Data Analysis Track

We will be learning about data analysis in Python. This class will likely look a little different than a typical data analysis class. We will not be focusing on doing statistics per se. Instead, we will zoom out and think about how we can use the tools of data analysis to construct arguments that would be otherwise hard to make.

We may use statistics to do this, we may not. We will certainly produce data visualizations, learn to work with data in tabular format far more effectively than we ever could in excel, and search through massive data dumps to pull out things that look interesting to us.

You can find our class git repo at https://git.deepmay.net/DeepMay/2025-data-analysis-curriculum . DM me on element (@shrimp-colossal or ‘pat (data analysis teacher)’) if you need any help at all.

Pre-class assignment

There is a lot of data out there, very little of it has been examined by folks who genuinely want to make a better world and aren’t pressured by the need to publish academic articles or increase shareholder value or whatever. There is a ton we can learn with just a little effort.

Throughout the week, we will develop the skills needed to ask and answer questions from empirical data. Before we meet, I would like you to start thinking about what kinds of questions you want answered. We might not be able to answer them but we can certainly make progress. At the end of the week, everyone will present a sort of final report. What goes in there is up to you. My hope is that we can all work toward answering some of the questions we come in with.

Asking Questions

We all know that we don’t know much. I’m sure that all of us have a ton of questions about the world. Pick some.

Its okay to start really broad, something like “How does protest spread?” As we get to work on what data seems useful and available, we will find new, more immediately answerable questions. Something like “How much does number of participants in a protest movement change the day after a NYT headline about it?”

Its also ok to start dumb, I began working on course materials with the question, “Can I find evidence of cocaine use in the Enron bankrupcy emails?” I’d like to think I found some interesting things anyway. Maybe not quite so dumb but certainly more obvious, we could ask “Do golf courses use a lot of water?” We’ll still be tripping over interesting findings.

Come up with some questions and write them down.

Finding Data

Its pretty easy to find data if you know where to look. You might not find data for your exact questions but you can probably start to answer the question anyway. I probably can’t find really good data on police encounters in Bloomington, IN following the Palestinian solidarity emcampments but I probably can for police encounters in New York.

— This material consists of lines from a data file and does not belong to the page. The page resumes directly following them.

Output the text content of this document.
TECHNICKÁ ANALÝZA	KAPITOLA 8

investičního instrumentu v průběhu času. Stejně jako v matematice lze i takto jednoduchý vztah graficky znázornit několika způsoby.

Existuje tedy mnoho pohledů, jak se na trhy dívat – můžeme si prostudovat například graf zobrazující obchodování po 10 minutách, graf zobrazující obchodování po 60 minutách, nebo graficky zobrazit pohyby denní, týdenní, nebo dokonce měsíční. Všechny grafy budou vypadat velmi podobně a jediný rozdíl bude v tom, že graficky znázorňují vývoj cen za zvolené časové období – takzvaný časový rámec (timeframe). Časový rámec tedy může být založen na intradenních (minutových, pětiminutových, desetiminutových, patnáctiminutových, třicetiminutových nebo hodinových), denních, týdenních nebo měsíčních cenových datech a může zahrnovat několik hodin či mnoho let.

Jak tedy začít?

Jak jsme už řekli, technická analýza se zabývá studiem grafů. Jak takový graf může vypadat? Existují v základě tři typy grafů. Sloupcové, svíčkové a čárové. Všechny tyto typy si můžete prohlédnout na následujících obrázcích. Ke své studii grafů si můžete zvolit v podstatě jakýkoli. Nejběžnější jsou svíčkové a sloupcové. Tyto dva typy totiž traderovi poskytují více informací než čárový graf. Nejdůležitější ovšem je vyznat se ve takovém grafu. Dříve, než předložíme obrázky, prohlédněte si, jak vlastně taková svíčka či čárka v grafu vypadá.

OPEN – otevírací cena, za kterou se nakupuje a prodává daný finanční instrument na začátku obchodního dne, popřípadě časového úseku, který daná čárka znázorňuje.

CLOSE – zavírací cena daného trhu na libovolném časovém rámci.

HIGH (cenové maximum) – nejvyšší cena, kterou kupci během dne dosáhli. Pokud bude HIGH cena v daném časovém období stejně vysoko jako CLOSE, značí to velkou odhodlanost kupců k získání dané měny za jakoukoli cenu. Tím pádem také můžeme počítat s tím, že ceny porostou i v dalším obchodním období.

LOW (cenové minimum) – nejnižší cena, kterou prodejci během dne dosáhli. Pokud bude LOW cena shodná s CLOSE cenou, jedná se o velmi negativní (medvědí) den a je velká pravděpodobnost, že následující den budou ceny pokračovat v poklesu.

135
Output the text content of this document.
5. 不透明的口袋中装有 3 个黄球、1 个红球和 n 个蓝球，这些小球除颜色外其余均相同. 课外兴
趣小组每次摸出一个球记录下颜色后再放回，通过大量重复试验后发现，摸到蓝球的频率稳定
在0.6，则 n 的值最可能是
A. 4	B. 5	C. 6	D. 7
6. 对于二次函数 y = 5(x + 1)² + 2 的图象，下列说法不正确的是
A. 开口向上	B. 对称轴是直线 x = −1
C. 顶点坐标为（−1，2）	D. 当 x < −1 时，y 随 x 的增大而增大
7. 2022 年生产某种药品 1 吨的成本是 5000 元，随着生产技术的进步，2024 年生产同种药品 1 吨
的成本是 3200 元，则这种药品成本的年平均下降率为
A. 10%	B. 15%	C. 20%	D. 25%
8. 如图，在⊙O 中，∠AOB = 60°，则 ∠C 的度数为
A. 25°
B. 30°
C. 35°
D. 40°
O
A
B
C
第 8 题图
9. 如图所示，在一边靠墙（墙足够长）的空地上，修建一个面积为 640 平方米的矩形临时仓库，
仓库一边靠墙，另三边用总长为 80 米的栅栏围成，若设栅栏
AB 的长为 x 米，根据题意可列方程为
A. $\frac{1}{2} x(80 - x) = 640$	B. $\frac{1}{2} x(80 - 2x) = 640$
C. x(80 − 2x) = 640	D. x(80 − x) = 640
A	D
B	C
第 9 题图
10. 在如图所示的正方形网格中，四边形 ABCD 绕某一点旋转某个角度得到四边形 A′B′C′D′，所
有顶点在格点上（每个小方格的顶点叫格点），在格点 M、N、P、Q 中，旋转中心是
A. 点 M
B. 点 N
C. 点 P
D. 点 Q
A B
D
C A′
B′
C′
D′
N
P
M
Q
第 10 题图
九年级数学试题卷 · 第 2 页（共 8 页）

The way I see it, we’ll probably all want a sort of “core” dataset to work from. Something really meaty we think we can get a lot out of. We want to learn about protest so we go find a dataset about My advice is to start in one of these places.

Distributed Denial of Secrets
- This is a sort of WikiLeaks 2. DDoSecrets is a repository for hacked and leaked datasets. Many of these are absolutely massive. For example, this dataset of hacked material from the Israel Ministry ofJustice is 245GB
Data is Plural Newsletter
- Its a little silicon valley coded but this site has a ton of interesting stuff. I found the Deportation Data Project through Data is Plural.

In addition, we might find ourselves wanting some additional data to help us answer questions. Maybe we want to control for population size when we look at water pollution around closed chemical factories. Population numbers are probably not in our closed chemical factory dataset. We have to find that elsewhere. Here are some good places to look for supplemental data like this.

Data is Plural again
- Seriously there’s so much weird stuff in there. Here’s a dataset of millions of newswire articles written between 1878 and 1977 that I found on there. Is it useful? Probably no one (who isn’t interested in training generative AI) knows.
The U.S. Government :salute-emoji:
- most agencies publish data. A lot of it is really useful. We can get a ton of good economic and demographic data from big agencies like the census and the IRS. We can also get a lot of other stuff from FEMA, HHS, whoever.
FiveThirtyEight’s Old GitHub
- They collected a ton of stuff and its just still there
Googling "{thing-you-want-to-find} github data"
- This works a surprising amount of the time

Datasets I am bringing on a hard drive

I’m bringing some data on a hard drive. Here’s what I’ve got at the time of writing. If you want to use these, I’ll have them.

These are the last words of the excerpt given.